Leaflet distribution has been with us as a means of informing the public at large since, at least, 1658 and the Restoration when "subversives" (that's the general term for people who actively disagree with other people and have the bad manners to loose in the fight for power) communicated to the Man in the Street by printing up leaflets and distributing them of the alternative view.
Leaflet printing back in the 17th Century wasn't cheap - you had to be well financed to participate and printed material was rare enough to mean that each leaflet was likely to be read by at least ten people - and they were read. As Reading and Writing were still skills possessed by a minority of educated people they carried weight as well - you can see why the biggest gang in the country - the government of the day - were very concerned about leaflet distribution and printing. What was said had a very definite effect on the general public opinion and there was plenty to hide and be worried about. Whilst compared to many other nations of the day graft and corruption may have been relatively low but there was still plenty to make the ruling elite uncomfortable with having the more unpleasant facts printed up and distributed to the intelligensia.

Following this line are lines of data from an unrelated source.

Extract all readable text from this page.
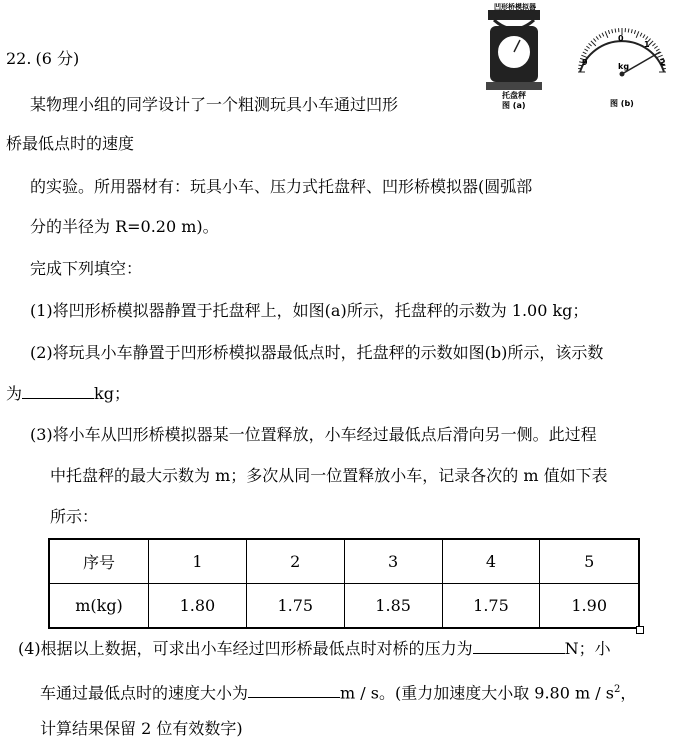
22. (6 分)
某物理小组的同学设计了一个粗测玩具小车通过凹形
桥最低点时的速度
的实验。所用器材有：玩具小车、压力式托盘秤、凹形桥模拟器(圆弧部
分的半径为 R=0.20 m)。
完成下列填空：
(1)将凹形桥模拟器静置于托盘秤上，如图(a)所示，托盘秤的示数为 1.00 kg；
(2)将玩具小车静置于凹形桥模拟器最低点时，托盘秤的示数如图(b)所示，该示数
为	kg；
(3)将小车从凹形桥模拟器某一位置释放，小车经过最低点后滑向另一侧。此过程
中托盘秤的最大示数为 m；多次从同一位置释放小车，记录各次的 m 值如下表
所示：
序号	1	2	3	4	5
m(kg)	1.80	1.75	1.85	1.75	1.90
(4)根据以上数据，可求出小车经过凹形桥最低点时对桥的压力为	N；小
车通过最低点时的速度大小为	m / s。(重力加速度大小取 9.80 m / $s^2$，
计算结果保留 2 位有效数字)
凹形桥模拟器
托盘秤
图 (a)
9
0
1
2
kg
图 (b)
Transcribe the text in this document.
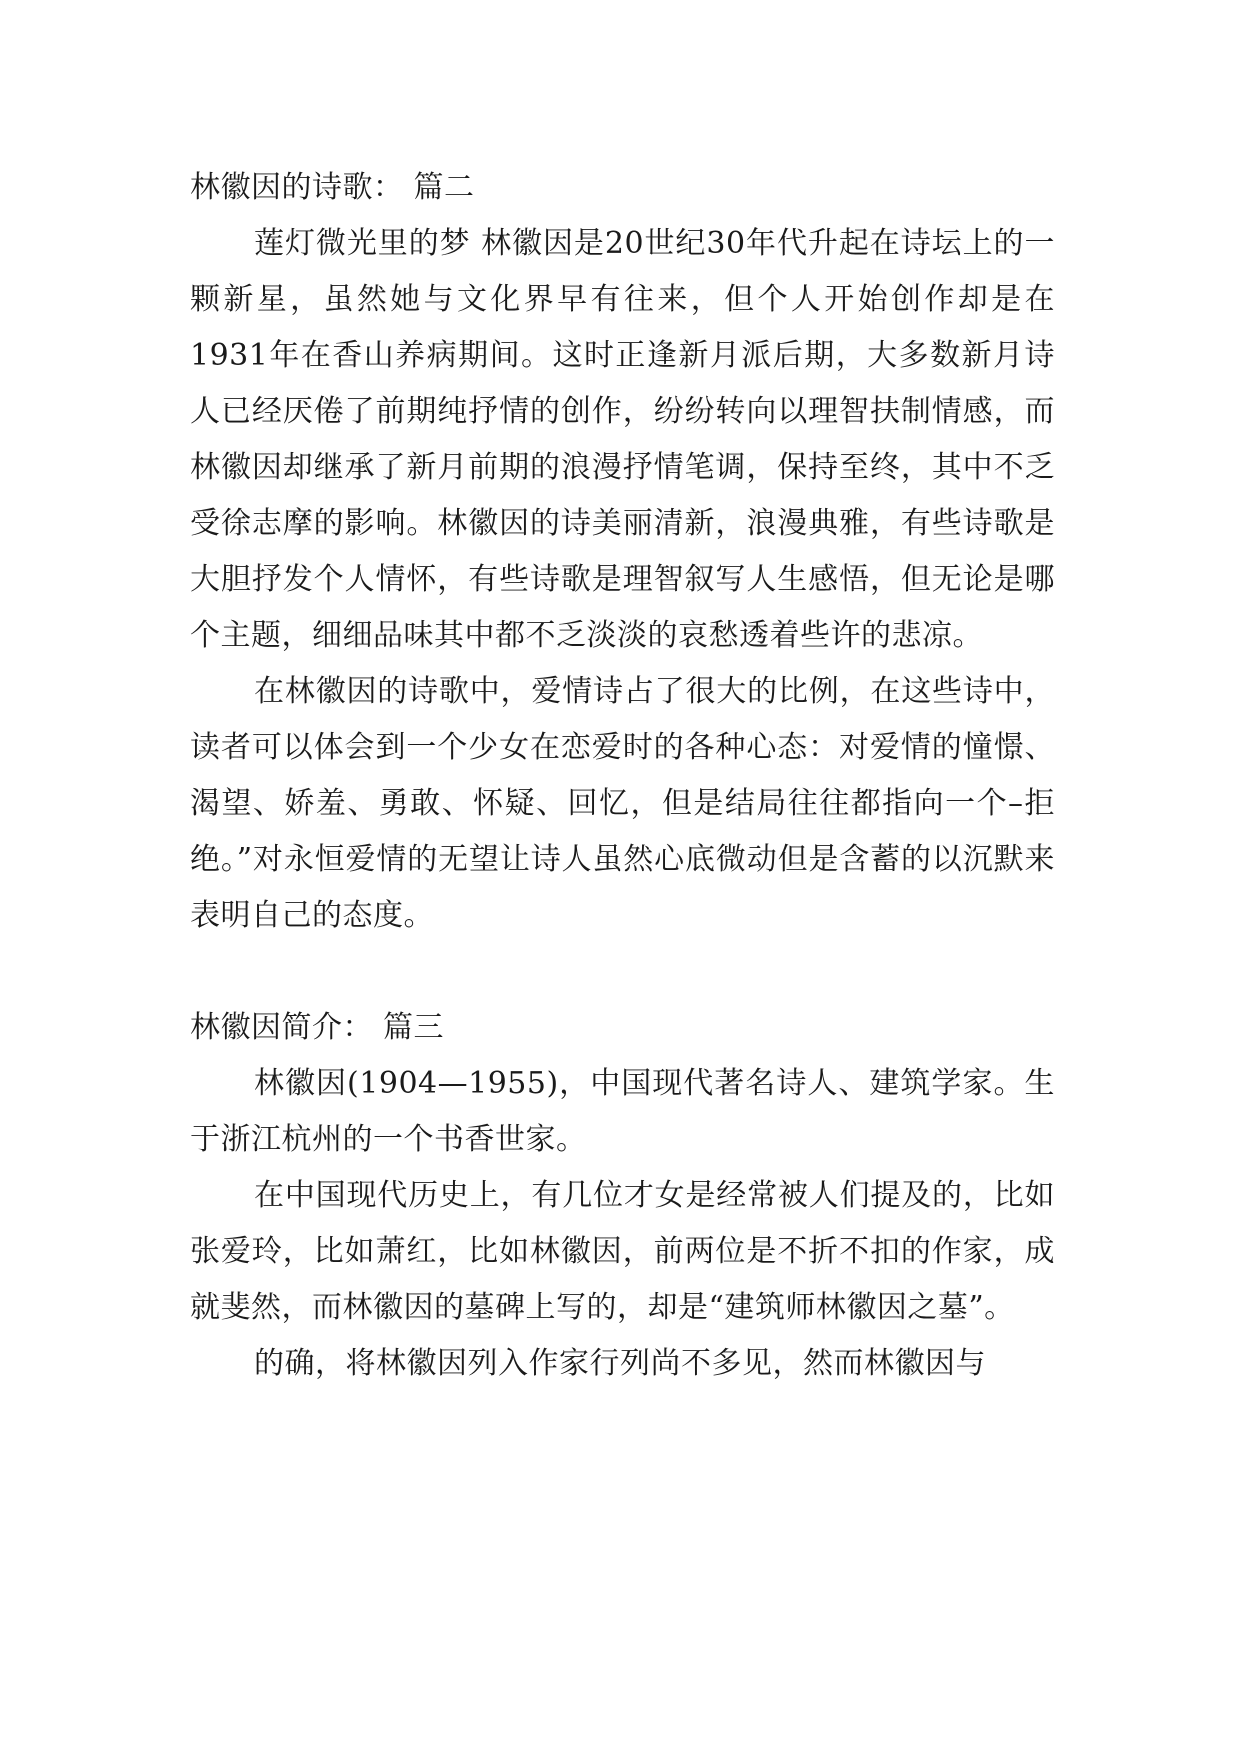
林徽因的诗歌： 篇二

莲灯微光里的梦 林徽因是20世纪30年代升起在诗坛上的一颗新星，虽然她与文化界早有往来，但个人开始创作却是在1931年在香山养病期间。这时正逢新月派后期，大多数新月诗人已经厌倦了前期纯抒情的创作，纷纷转向以理智扶制情感，而林徽因却继承了新月前期的浪漫抒情笔调，保持至终，其中不乏受徐志摩的影响。林徽因的诗美丽清新，浪漫典雅，有些诗歌是大胆抒发个人情怀，有些诗歌是理智叙写人生感悟，但无论是哪个主题，细细品味其中都不乏淡淡的哀愁透着些许的悲凉。

在林徽因的诗歌中，爱情诗占了很大的比例，在这些诗中，读者可以体会到一个少女在恋爱时的各种心态：对爱情的憧憬、渴望、娇羞、勇敢、怀疑、回忆，但是结局往往都指向一个–拒绝。”对永恒爱情的无望让诗人虽然心底微动但是含蓄的以沉默来表明自己的态度。

林徽因简介： 篇三

林徽因(1904—1955)，中国现代著名诗人、建筑学家。生于浙江杭州的一个书香世家。

在中国现代历史上，有几位才女是经常被人们提及的，比如张爱玲，比如萧红，比如林徽因，前两位是不折不扣的作家，成就斐然，而林徽因的墓碑上写的，却是“建筑师林徽因之墓”。

的确，将林徽因列入作家行列尚不多见，然而林徽因与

I'm not an anti-establishment person - there is no reason not to think the "anti" party of the day, or any other day for that matter, didn't have as much or more to hide or their own agenda to push. The point of this article is to highlight the incredible power of the leaflets distributed at the time. Of course these leaflets got bigger and grew into the newspapers of the 19th Century and today - carrying adverts to cover their costs and as they developed useful data and good writers they started to charge money just to have the "leaflet".
In today's video-pixelated world of instant world wide text and film is the leaflet completely dead? I don't think so - here's why.
Firstly - thanks to bulk spam Email or even very chatty friends - there is such a glut of things to read on a PC that frankly much of it is lost. You can put so much data on a communication line that you effectively close it down.
Secondly - leaflet distribution just still works, the same way it did in 1658. If you take an A5 leaflet in the street, big writing, nice graphic and so easily digested as a message "Get you broken laptop fixed at Tim's on the High Street" then even if it is just glanced at binned there is a good chance it has done the job. A month later, should the recipient be unlucky enough to have their laptop break, they may well be found on the High Street talking to Tim. If the laptop was your only window onto the world wide web you are not likely to surfing the net to find a repair store - that leaflet will be of use and interest.
Thirdly - it's Real World there - all the time. You don't have to plug in and turn on (and wait). If the leaflet went through your door it could be sat on a table in the hall and get seen as you and other go in and out - it doesn't have to rely on something else - well, the hall light would need to be on perhaps.
Fourthly - a leaflet with a white background - or lot's of white on it, often makes a handy notepad for a key number or address. This increases its lifespan and exposure - some sit in car glove boxes or coat pockets for years and one day it might spark up and have the effect you wanted it to have after all that time.
Fifthly - leaflet distribution fits for some products better than other media. A local Pizza or fast food store, window cleaning, gutter cleaning or new patio company would all benefit just as well from a leaflet as a TV campaign costing much more. Somehow the person receiving the leaflet expects this form when it comes to buying it now - the TV is more for awareness and respect - the actual pick up the phone and call for a pizza is better done with a leaflet through the door. Good conversation is also still in vogue - and likely to stay so.